Money laundering has jumped back to the top of the corporate crime charts, thanks to Steve Bannon’s statements about Trump’s associates as well as the revelation by the founders of Fusion GPS that they gave Congressional investigators leads about the president’s questionable business transactions.
Amid all this, the Office of the Comptroller of the Currency reminded us of the wider scope of corporate ties to money laundering by announcing that it was fining Citibank $70 million for failing to comply with a 2012 consent order the bank signed with the agency to resolve allegations of violating the Bank Secrecy Act. Western Union is paying a $60 million penalty in a similar case brought by New York regulators.
According to data compiled for Violation Tracker, the Justice Department and federal financial regulators have since 2000 brought more than 80 successful cases against corporations for deficiencies in their anti-money laundering practices. These companies have paid a total of $5.9 billion in fines and settlements.
The targets of these cases include several of the largest U.S. banks. JPMorgan Chase paid the largest penalty, $1.7 billion, to resolve a criminal case connected to its role as the banker for Ponzi schemer Bernard Madoff. Wachovia, now owned by Wells Fargo, was fined $110 million in 2010. Citigroup subsidiary Banamex agreed last year to forfeit $97 million to resolve a criminal case involving remittances to Mexico.

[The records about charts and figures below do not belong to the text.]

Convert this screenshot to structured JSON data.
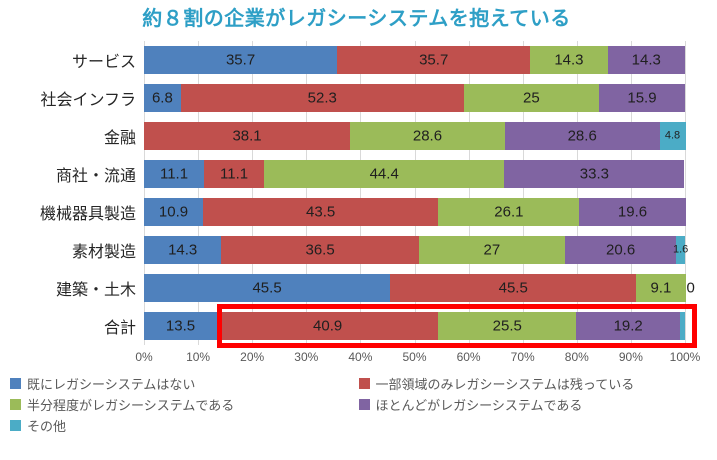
{
  "title": {
    "text": "約８割の企業がレガシーシステムを抱えている",
    "color": "#2E9FC6"
  },
  "chart_data": {
    "type": "bar",
    "orientation": "horizontal",
    "stacked": true,
    "title": "約８割の企業がレガシーシステムを抱えている",
    "categories": [
      "サービス",
      "社会インフラ",
      "金融",
      "商社・流通",
      "機械器具製造",
      "素材製造",
      "建築・土木",
      "合計"
    ],
    "series": [
      {
        "name": "既にレガシーシステムはない",
        "color": "#4F81BD",
        "values": [
          35.7,
          6.8,
          0,
          11.1,
          10.9,
          14.3,
          45.5,
          13.5
        ],
        "labels": [
          "35.7",
          "6.8",
          "0",
          "11.1",
          "10.9",
          "14.3",
          "45.5",
          "13.5"
        ]
      },
      {
        "name": "一部領域のみレガシーシステムは残っている",
        "color": "#C0504D",
        "values": [
          35.7,
          52.3,
          38.1,
          11.1,
          43.5,
          36.5,
          45.5,
          40.9
        ],
        "labels": [
          "35.7",
          "52.3",
          "38.1",
          "11.1",
          "43.5",
          "36.5",
          "45.5",
          "40.9"
        ]
      },
      {
        "name": "半分程度がレガシーシステムである",
        "color": "#9BBB59",
        "values": [
          14.3,
          25,
          28.6,
          44.4,
          26.1,
          27,
          9.1,
          25.5
        ],
        "labels": [
          "14.3",
          "25",
          "28.6",
          "44.4",
          "26.1",
          "27",
          "9.1",
          "25.5"
        ]
      },
      {
        "name": "ほとんどがレガシーシステムである",
        "color": "#8064A2",
        "values": [
          14.3,
          15.9,
          28.6,
          33.3,
          19.6,
          20.6,
          0,
          19.2
        ],
        "labels": [
          "14.3",
          "15.9",
          "28.6",
          "33.3",
          "19.6",
          "20.6",
          "0",
          "19.2"
        ]
      },
      {
        "name": "その他",
        "color": "#4BACC6",
        "values": [
          0,
          0,
          4.8,
          0,
          0,
          1.6,
          0,
          0.9
        ],
        "labels": [
          "",
          "",
          "4.8",
          "",
          "",
          "1.6",
          "",
          ""
        ]
      }
    ],
    "x_axis": {
      "min": 0,
      "max": 100,
      "ticks": [
        "0%",
        "10%",
        "20%",
        "30%",
        "40%",
        "50%",
        "60%",
        "70%",
        "80%",
        "90%",
        "100%"
      ]
    },
    "legend_position": "bottom",
    "grid": true,
    "gridline_color": "#D9D9D9",
    "annotations": [
      {
        "type": "highlight-box",
        "category": "合計",
        "from_percent": 13.5,
        "to_percent": 100,
        "border_color": "#FF0000"
      }
    ]
  }
}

Foreign banks have also been involved. In 2012 HSBC had to pay $1.3 billion to resolve charges relating to anti-money laundering deficiencies as well as violations of economic sanctions. Last year Deutsche Bank – the same institution whose name keeps getting mentioned in connection with the Trump investigation – was penalized $41 million by the Federal Reserve and was fined $425 million by New York State regulators for anti-money laundering deficiencies said to be connected to the illicit transfer of more than $10 billion out of Russia.
Federal prosecutors and regulators have also brought cases against non-bank entities that handle lots of cash, including Western Union, American Express and casinos. In 2015 the Tinian Dynasty Hotel & Casino was fined $75 million, and in 2013 the Las Vegas Sands Corp. paid $47 million to resolve criminal charges.
Also in 2015 the Treasury Department imposed a $10 million penalty on the Trump Taj Mahal Casino Resort, which by that time was no longer controlled by Donald Trump. Yet the justification for that penalty mentioned that the casino had been found in violation of the Bank Secrecy Act many times in earlier years, including 1998, when, with Trump running the show, it was fined $477,000 by Treasury.
All of which is to say that neither Donald Trump, his current and former business interests, nor many of the largest financial institutions are strangers to issues of anti-money laundering deficiencies. For the most part, these cases involve a failure to detect and report suspicious transactions on the part of clients and customers. The big question for the Trump empire is whether it will faces charges of having engaged in such transactions on its own.